Avec cette création Jean Boucher devint brusquement célèbre et imposa son nom au grand public.
Ernest Renan
(Tréguier 1823 – Paris 1892)
Il gagna les rangs de l’Académie à 33 ans, un an après la consécration scientifique que connu son Histoire générale des langues sémitiques. L’ampleur de ses compétences, sa personnalité, sa foi dans le positivisme devait en faire l’une des figures les plus emblématiquesdu monde intellectuel de la seconde moitié du XIXème siècle.
Archéologue, il assuma, lors de l’expédition française de 1860-1861, la direction de la célèbre mission en Syrie où il fouilla sur les sites antiques de Byblos, de Sidon et Tyr, se posant alors comme le spécialiste incontestable de la Phénicie. Philologue et brillant historien des religions : en 1845 il perd la foi et renonce ) une carrière ecclésiastique. Son livre « Vie de Jésus » en 1863 entraîne polémique et scandale.
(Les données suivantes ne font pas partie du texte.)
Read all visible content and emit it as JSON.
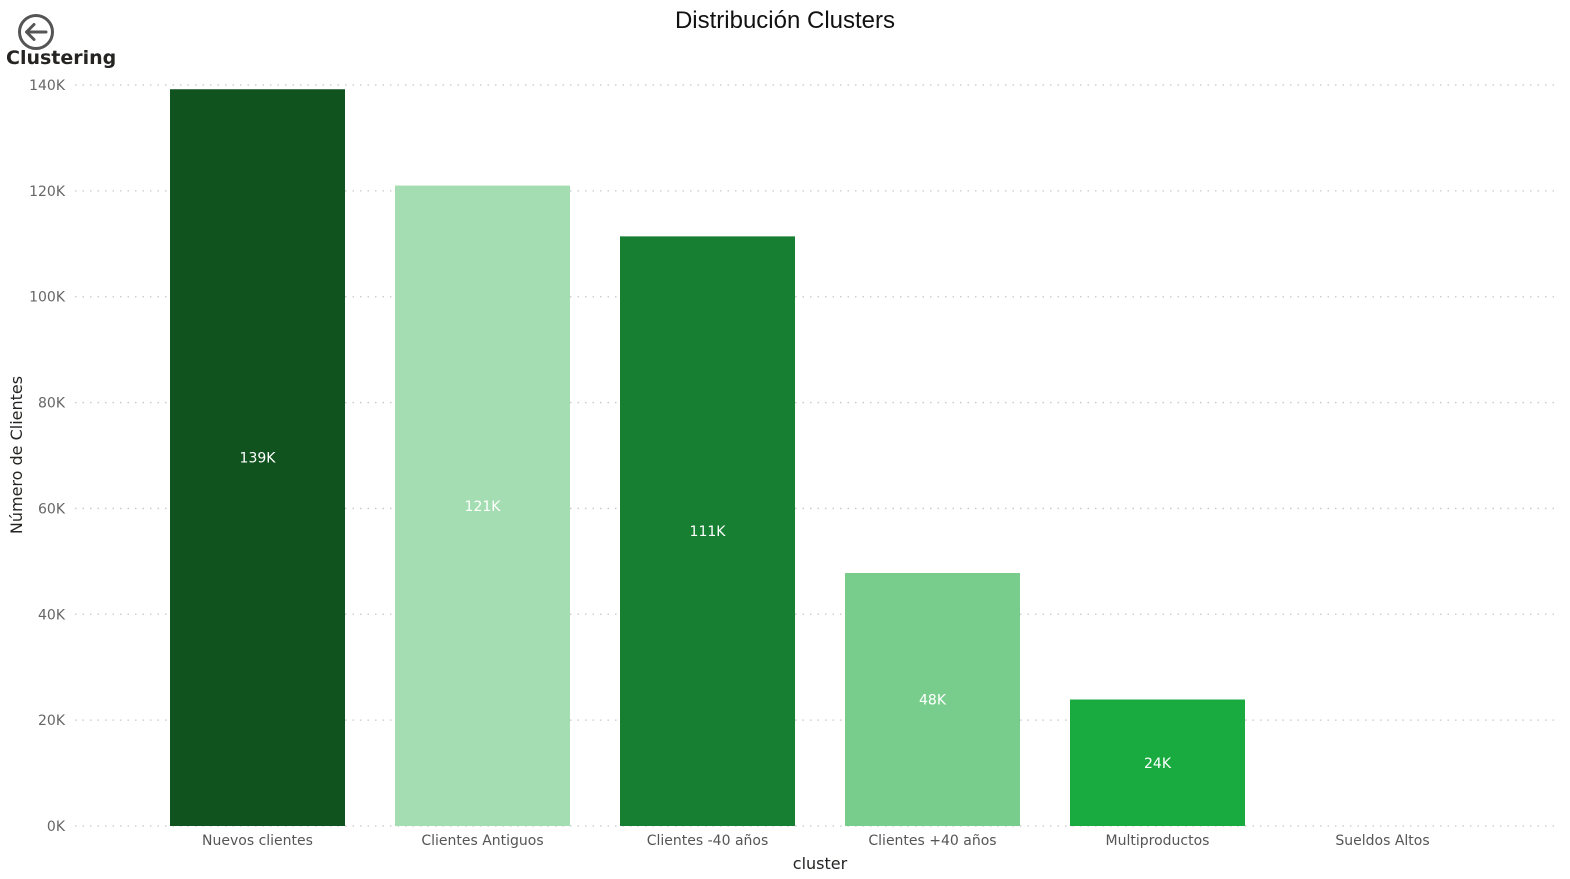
{
  "back_button": {
    "label": "Clustering",
    "icon": "back-arrow-icon"
  },
  "colors": {
    "gridline": "#c8c8c8",
    "tick_text": "#666666",
    "axis_title": "#252423"
  },
  "chart_data": {
    "type": "bar",
    "title": "Distribución Clusters",
    "xlabel": "cluster",
    "ylabel": "Número de Clientes",
    "ylim": [
      0,
      140000
    ],
    "y_ticks": [
      0,
      20000,
      40000,
      60000,
      80000,
      100000,
      120000,
      140000
    ],
    "y_tick_labels": [
      "0K",
      "20K",
      "40K",
      "60K",
      "80K",
      "100K",
      "120K",
      "140K"
    ],
    "grid": true,
    "legend": "none",
    "categories": [
      "Nuevos clientes",
      "Clientes Antiguos",
      "Clientes -40 años",
      "Clientes +40 años",
      "Multiproductos",
      "Sueldos Altos"
    ],
    "values": [
      139200,
      121000,
      111400,
      47800,
      23900,
      0
    ],
    "data_labels": [
      "139K",
      "121K",
      "111K",
      "48K",
      "24K",
      ""
    ],
    "bar_colors": [
      "#10531f",
      "#a3ddb1",
      "#177f31",
      "#78cd8c",
      "#1aab40",
      "#1aab40"
    ],
    "label_colors": [
      "#ffffff",
      "#ffffff",
      "#ffffff",
      "#ffffff",
      "#ffffff",
      "#ffffff"
    ]
  }
}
Tréguier – Communes des Côtes d’Armor où l’on peut découvrir l’exposition « Tréguier, 1903 : l’Affaire… » réalisée à l’occasion du centenaire de l’érection de la statue d’Ernest Renan et présentée jusqu’au 28 septembre 2003.
Centre des Monuments nationaux
Maison d’Ernest Renan
20 rue Renan
22220 Tréguier
Pallas Athéna
Elle est la fille préférée de Zeus, qui l’enfanta seul, puisqu’elle sortit de son crâne, toute armée. Elle apparaît dans l’Iliade comme une déesse guerrière, mais le plus souvent, elle ne se monter agressive que pour défendre la Cité, dont elle est la protectrice. Déesse civilisatrice, elle préside à l’artisanat et à l’agriculture. C’est elle qui fit connaître la bride aux hommes, et leur permit ainsi de domestiquer les chevaux. Ses attributs sont nombreux, parmi lesquels l’égide – son bouclier, et le foudre parfois prêté par son père.
Son animal consacré est la chouette ; elle créa de ses mains l’olivier, dont elle fit don à sa ville, Athènes. C’est là que s’élève son temple, le Parthénon, de l’un des noms de la déesse, Parthénos, c’est-à-dire la Vierge. Athéna-Pallas est en effet la plus importante des trois divinités vierges, elle personnifie donc, outre la sagesse et la raison, la chasteté.
La sagesse d’Athéna a guidé Renan en sa qualité de déesse de l’intelligence, de la justice et des arts, elle personnifie au sein du groupe sculpté la raison et le savoir du penseur.